Peter in a short time would become the church's first leader, a new Moses. But at that moment, he was not Moses, he was more like that first Hebrew at the Red Sea, the one who jumped in the water. He was ready to take his first step into a life of faith in Christ. This first step, this first acknowledgment of "Christ, the living son of God" parted the seas of doubt. And this is why Jesus took that moment to describe his action as a "rock upon which his church would be built."

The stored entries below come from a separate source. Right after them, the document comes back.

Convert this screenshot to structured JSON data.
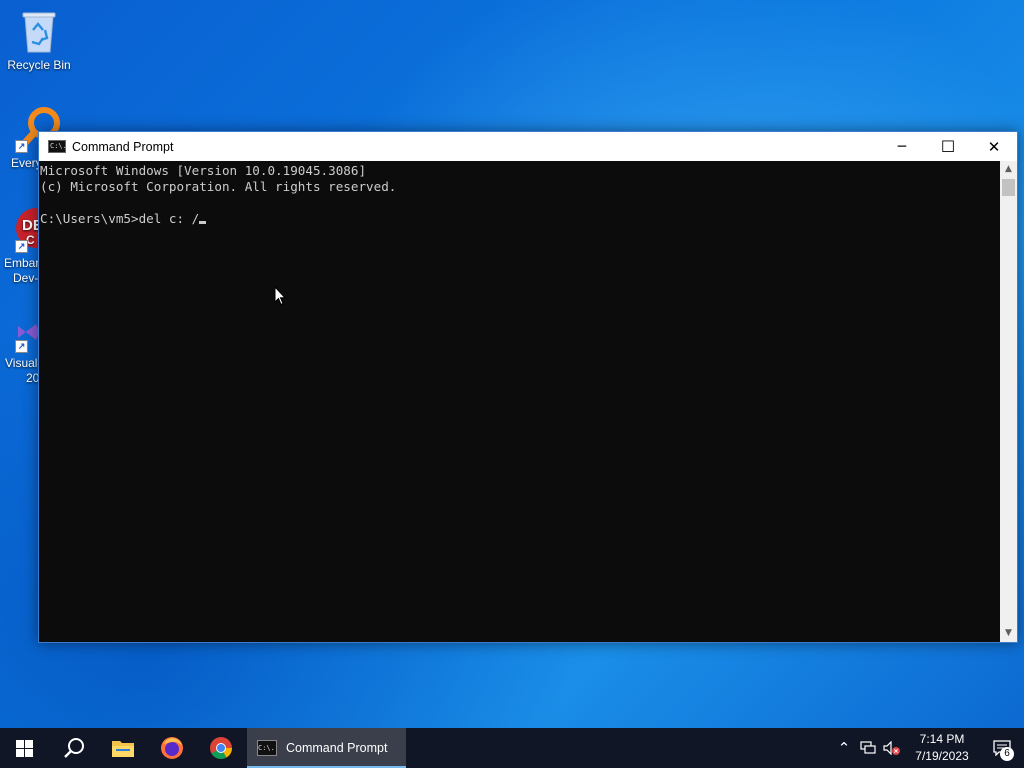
{
  "desktop": {
    "icons": [
      {
        "label": "Recycle Bin",
        "icon": "recycle-bin-icon"
      },
      {
        "label": "Every",
        "icon": "everything-search-icon"
      },
      {
        "label": "Embar",
        "label2": "Dev-",
        "icon": "embarcadero-dev-cpp-icon"
      },
      {
        "label": "Visual",
        "label2": "20",
        "icon": "visual-studio-icon"
      }
    ]
  },
  "window": {
    "title": "Command Prompt",
    "icon": "cmd-icon",
    "icon_text": "C:\\.",
    "controls": {
      "minimize": "─",
      "maximize": "☐",
      "close": "✕"
    }
  },
  "console": {
    "lines": [
      "Microsoft Windows [Version 10.0.19045.3086]",
      "(c) Microsoft Corporation. All rights reserved.",
      "",
      "C:\\Users\\vm5>del c: /"
    ]
  },
  "scrollbar": {
    "up": "▲",
    "down": "▼"
  },
  "taskbar": {
    "pinned": [
      {
        "name": "start-button",
        "icon": "windows-logo-icon"
      },
      {
        "name": "search-button",
        "icon": "search-icon"
      },
      {
        "name": "file-explorer-button",
        "icon": "folder-icon"
      },
      {
        "name": "firefox-button",
        "icon": "firefox-icon"
      },
      {
        "name": "chrome-button",
        "icon": "chrome-icon"
      }
    ],
    "active_app": {
      "label": "Command Prompt",
      "icon_text": "C:\\."
    },
    "tray": {
      "icons": [
        "chevron-up-icon",
        "network-icon",
        "volume-muted-icon"
      ],
      "chevron": "⌃",
      "time": "7:14 PM",
      "date": "7/19/2023",
      "notifications_count": "6"
    }
  },
  "colors": {
    "console_bg": "#0c0c0c",
    "console_text": "#cccccc",
    "taskbar_bg": "#101626",
    "active_app_accent": "#76b9ed"
  }
}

This morning, each of us stands at the edge of a sea that only faith can part. Our first step of faith in Christ is also a first step towards reclaiming faith in humanity, something that we have to have if we are going to do anything about the evils of this world. We have to have faith in men and women. We have to have hope in a better future. We have to believe that love conquers hate and that education conquers ignorance. The seas of indifference, intolerance, and bigotry will not part because an old man lifts his staff. The only hope we have in parting this great sea is for us to have the courage to take that first faithful step forward into those dark and dangerous seas. And we, like Peter will sink if we give in to fear or try to act without faith. I've done enough social service work to know that ideology alone is not enough to keep you going when you're trying to change the world. You need to believe in something spiritual to sustain you in the Lord's service. There's a saying, 'God help those who try to do God's work without God's help (repeat). You can know what the right course of action is in this world, but you need spiritual fuel to get you there.

Peter was praised that day be Jesus for acknowledging Him as the Christ. This morning, the opportunity exists for us to join Peter in that acknowledgement.